In the section ahead we will discuss the need and functioning of programmed I/O.

What is the Need?

To understand the need and functioning of the programmed I/O consider a scenario of human and computer interaction where the human types something on the keyboard. Now the processor has to save this data into the memory and has to display the same data on the display device.

With the programmed I/O this entire functioning is regulated with the help of a program. This action of transferring the typed characters from the keyboard to memory and then to the display module must happen at the right time.

Let us take this in more detail the input from the keyboard is accepted when the key is being pressed on the keyboard by the user. And the output can be sent to the display module only when the module is ready to accept it.

Here the speed at which the data is transferred from the keyboard to the computer memory depends on the typing speed of the computer. On the other hand, the speed at which the output data from memory is transferred to the display module is very high.
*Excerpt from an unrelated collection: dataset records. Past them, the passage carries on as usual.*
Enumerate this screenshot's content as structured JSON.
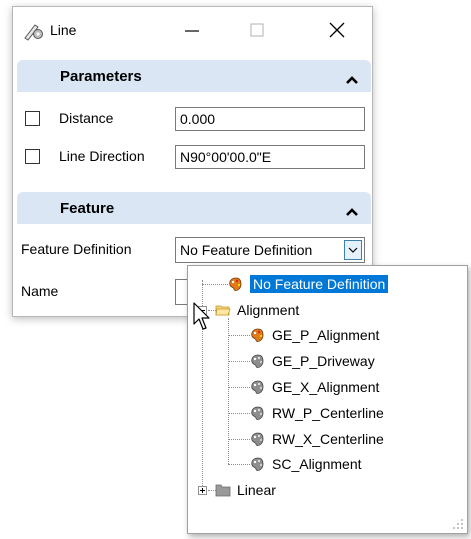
{
  "window": {
    "title": "Line",
    "icon": "line-tool-icon",
    "buttons": [
      "minimize-icon",
      "maximize-icon",
      "close-icon"
    ]
  },
  "parameters": {
    "header": "Parameters",
    "distance": {
      "label": "Distance",
      "value": "0.000",
      "checked": false
    },
    "line_direction": {
      "label": "Line Direction",
      "value": "N90°00'00.0\"E",
      "checked": false
    }
  },
  "feature": {
    "header": "Feature",
    "definition": {
      "label": "Feature Definition",
      "value": "No Feature Definition"
    },
    "name": {
      "label": "Name",
      "value": ""
    }
  },
  "dropdown_tree": {
    "items": [
      {
        "label": "No Feature Definition",
        "icon": "feature-palette-orange-icon",
        "selected": true
      },
      {
        "label": "Alignment",
        "icon": "folder-open-icon",
        "expanded": true
      },
      {
        "label": "GE_P_Alignment",
        "icon": "feature-palette-orange-icon"
      },
      {
        "label": "GE_P_Driveway",
        "icon": "feature-palette-gray-icon"
      },
      {
        "label": "GE_X_Alignment",
        "icon": "feature-palette-gray-icon"
      },
      {
        "label": "RW_P_Centerline",
        "icon": "feature-palette-gray-icon"
      },
      {
        "label": "RW_X_Centerline",
        "icon": "feature-palette-gray-icon"
      },
      {
        "label": "SC_Alignment",
        "icon": "feature-palette-gray-icon"
      },
      {
        "label": "Linear",
        "icon": "folder-closed-icon",
        "expanded": false
      }
    ]
  },
  "colors": {
    "section_header": "#dbe6f4",
    "selection": "#0078d7",
    "dropdown_button": "#e5f1fb"
  }
}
The speed at which the character can be transmitted and displayed on the display module is still much slower if compared to the speed of the processor. So, to overcome the difference in the speed of the processor and I/O device a mechanism must be implemented to synchronize the transfer of data between the processor and I/O modules. This is we require programmed I/O

Functioning of programmed I/O

Consider the situation that the processor is busy executing any program. Meanwhile, it encounters an I/O instruction. To execute the encountered instruction the process supply an appropriate I/O command to the corresponding I/O module. Accepting the issued command, the I/O module performs the desired task and sets some appropriate bits of its I/O status registers. As we have seen in our previous content, the bus structure that each I/O interface has a set of registers.

Further, the I/O module does not notify the processor that it has performed the desired task. Moreover, it’s the processors’ responsibility to periodically check the status of the I/O module till it finds that the I/O has successfully completed the desired task.
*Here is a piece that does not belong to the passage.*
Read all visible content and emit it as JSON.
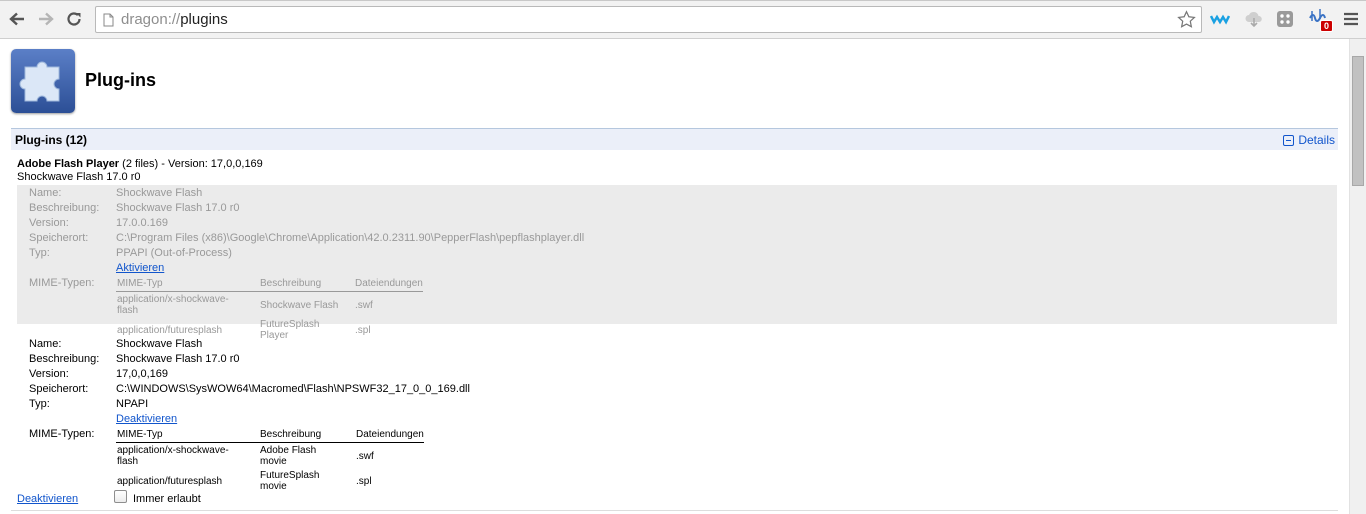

If you have observed the function of the programmed I/O it involves two things the I/O command that is provided by the processor to the I/O module and the I/O instruction that is encountered and executed by the processor. Let us discuss these two things.

I/O Commands

Whenever the processor experience the I/O related instruction, to execute this I/O instruction the processor issues two things I/O command and address on the bus which is decoded by every I/O module connected to the system. Whichever I/O module is addressed by the processor recognizes this address respond to the issued I/O command.

The processor issue the I/O commands to the I/O module can be of four types.
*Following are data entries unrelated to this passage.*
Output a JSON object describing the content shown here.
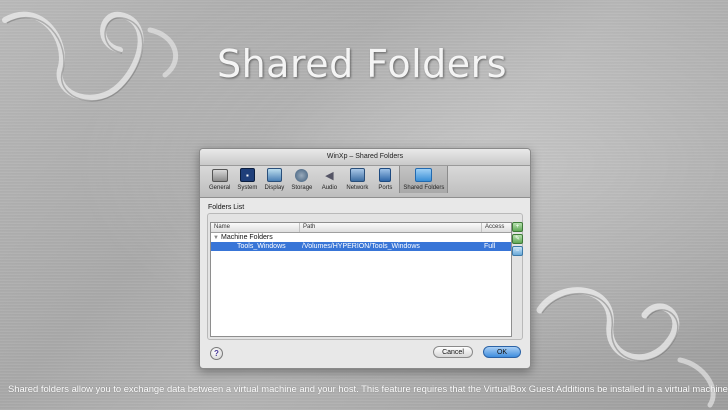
{
  "slide": {
    "title": "Shared Folders",
    "caption": "Shared folders allow you to exchange data between a virtual machine and your host. This feature requires that the VirtualBox Guest Additions be installed in a virtual machine."
  },
  "dialog": {
    "window_title": "WinXp – Shared Folders",
    "toolbar": [
      {
        "label": "General",
        "icon": "general-icon"
      },
      {
        "label": "System",
        "icon": "system-icon"
      },
      {
        "label": "Display",
        "icon": "display-icon"
      },
      {
        "label": "Storage",
        "icon": "storage-icon"
      },
      {
        "label": "Audio",
        "icon": "audio-icon"
      },
      {
        "label": "Network",
        "icon": "network-icon"
      },
      {
        "label": "Ports",
        "icon": "ports-icon"
      },
      {
        "label": "Shared Folders",
        "icon": "shared-folders-icon",
        "selected": true
      }
    ],
    "group_label": "Folders List",
    "table": {
      "headers": {
        "name": "Name",
        "path": "Path",
        "access": "Access"
      },
      "group_row": "Machine Folders",
      "rows": [
        {
          "name": "Tools_Windows",
          "path": "/Volumes/HYPERION/Tools_Windows",
          "access": "Full",
          "selected": true
        }
      ]
    },
    "buttons": {
      "help": "?",
      "cancel": "Cancel",
      "ok": "OK"
    }
  }
}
1. Control: This I/O command activates the I/O module addressed by the processor and directs it to the task it has to perform. This command can be customized depending upon the type of peripherals.
2. Test: This I/O command tests the status of the I/O module and its peripherals to ensure that the addressed peripheral is powered on and available for the task. This command also tests whether the most recent I/O operation has completed successfully or if any error has occurred.
3. Read: This I/O command lets the I/O module extract the data from the corresponding peripheral and store it in its internal buffer. Further, the I/O module can place this data over the data bus on the processor’s demand.
4. Write: This I/O command lets the I/O module accept the data over the data bus and transmit it to the corresponding peripheral.

I/O Instructions

The I/O instruction encountered by the processor is issued to the processor by the main memory. And to execute this I/O instruction the processor provides the I/O command to the corresponding I/O device. Thereby the I/O instruction cab is simply mapped onto the I/O command. Usually, there is a simple one-to-one relationship between I/O instruction and I/O command.

The I/O instruction can also be customized depending on the peripherals addressed. As we have discussed above how the external device or peripheral recognizes that the processor is addressing them and has issued them the I/O command.

So, when the processor, main memory, and I/O module share the common bus then addressing can be achieved in two ways memory-mapped I/O and isolated I/O.

With the memory-mapped I/O, the processor access memory and I/O using a single address space. Here the processor uses the same address, data, and control bus. So, the same set of machine instructions addresses both memory and I/O.

With isolated I/O the address space for memory is isolated from the address space of I/O. Though the processor uses the same data and address line for memory and I/O devices it uses a separate control line for memory and I/O devices.

The memory-mapped I/O has a large set of I/O instructions as compared to the isolated I/O.

So, with the programmed I/O for every I/O transfer or I/O operation, a program is written to implement the task. The other two methods of I/O transfer i.e. interrupted I/O and DMA involve the use of interrupt.